Traders of agricultural commodities have seen a strong rebound in prices over the past several months. While adverse planting conditions led to a slow start of the growing season, shifts in supply and demand estimates have some traders betting on a rebound. In the paragraphs below, we'll take a look at several charts from across the agricultural commodity market and determine whether it is too early to bet on a reversal of the primary downtrend.
Invesco DB Agriculture Fund (DBA)
When followers of technical analysis look to get a sense of a sector or market segment's overall trend, they generally turn to tools such as long-term moving averages and trendlines. The most popular fund that is used to gain a sense of a broad basket of the world's most liquid and important widely traded agricultural commodities, such as live cattle, soybeans, corn, cocoa, sugar, wheat, and coffee, is the Invesco DB Agriculture Fund (DBA).
As you can see from the chart below, the bears have been in control of the momentum for most of the past two years. Active traders will want to note how the 200-day moving average (red line) has prevented the price from moving higher on each attempt to break above. While the gain since September is positive for bullish traders, the proximity of the descending trendline and the 200-day moving average should be enough of a warning that prices could struggle to move higher from here. Bullish traders may want to remain on the sidelines until the price is able to make several consecutive closes above the aforementioned resistance levels before betting on a significant move higher.
iShares Global Agriculture Index ETF (COW)
Another popular exchange-traded product that is used to analyze the agriculture sector is the iShares Global Agriculture Index ETF (COW). Based on the pattern shown on the chart below, some bullish traders may be looking at the breakout above the descending trendline as a leading indication of a move higher.
However, as described above, this long-term level of resistance is often used to gauge the direction of the major trend, and the downward slope suggests that the bears are technically in control.
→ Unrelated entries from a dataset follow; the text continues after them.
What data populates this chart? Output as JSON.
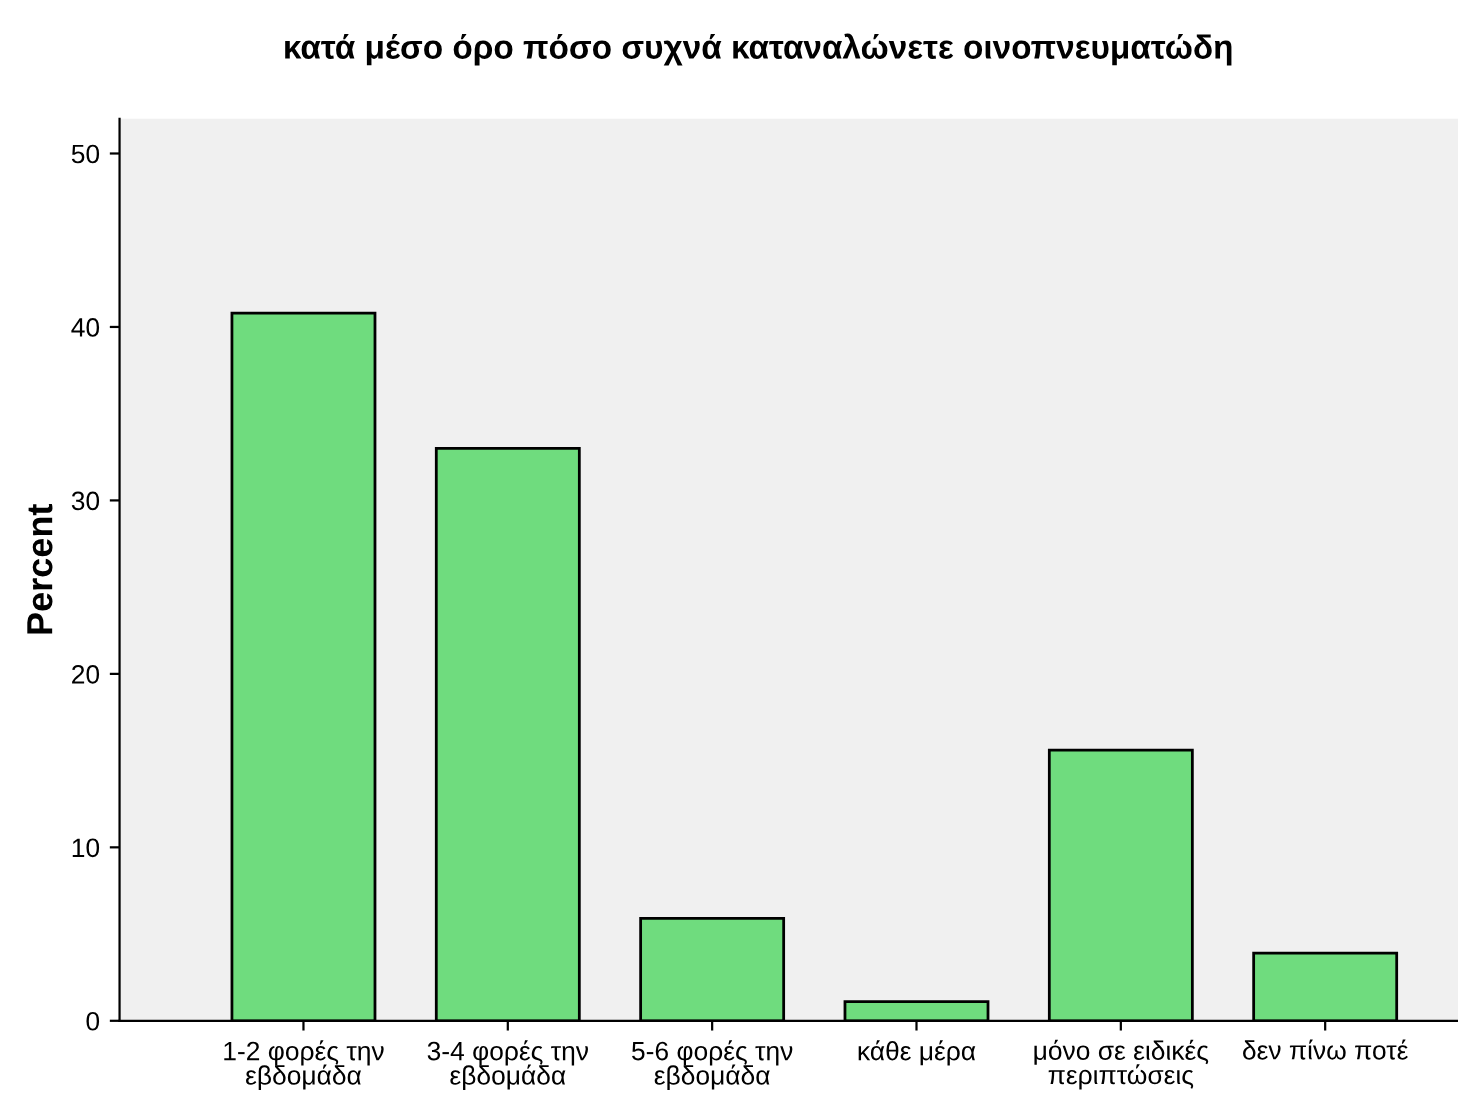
{
  "chart_data": {
    "type": "bar",
    "title": "κατά μέσο όρο πόσο συχνά καταναλώνετε οινοπνευματώδη",
    "ylabel": "Percent",
    "categories": [
      "1-2 φορές την\nεβδομάδα",
      "3-4 φορές την\nεβδομάδα",
      "5-6 φορές την\nεβδομάδα",
      "κάθε μέρα",
      "μόνο σε ειδικές\nπεριπτώσεις",
      "δεν πίνω ποτέ"
    ],
    "values": [
      40.8,
      33.0,
      5.9,
      1.1,
      15.6,
      3.9
    ],
    "color": "#6fdc7e",
    "ylim": [
      0,
      52
    ],
    "yticks": [
      0,
      10,
      20,
      30,
      40,
      50
    ],
    "grid": false
  }
}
As discussed above, the proximity of the resistance of its 200-day moving average and major trendline should not go unnoticed, and these factors could prove to be the barriers that prevent a shift in the long-term downtrend.
Teucrium Soybean Fund (SOYB)
One of the top holdings of the DBA ETF is a position in soybeans. Taking a look at the chart of the Teucrium Soybean Fund (SOYB), you can see that the price was able to move above the 200-day moving average, which stands as an anomaly compared to the rest of the sector. Before betting on a move higher, bullish traders will likely want to keep a close eye on whether the price is able to break above the psychological resistance of the $16 mark, which also happens to align with an influential horizontal trendline.
The Bottom Line
Rising prices over the past few months have triggered a renewed interest in agricultural commodities by some traders. However, based on the patterns discussed above, it appears as though betting on a move higher from here may not be prudent and that nearby resistance levels could prevent the bulls from changing the direction of the long-term downtrend.
At the time of writing, Casey Murphy did not own a position in any of the assets mentioned.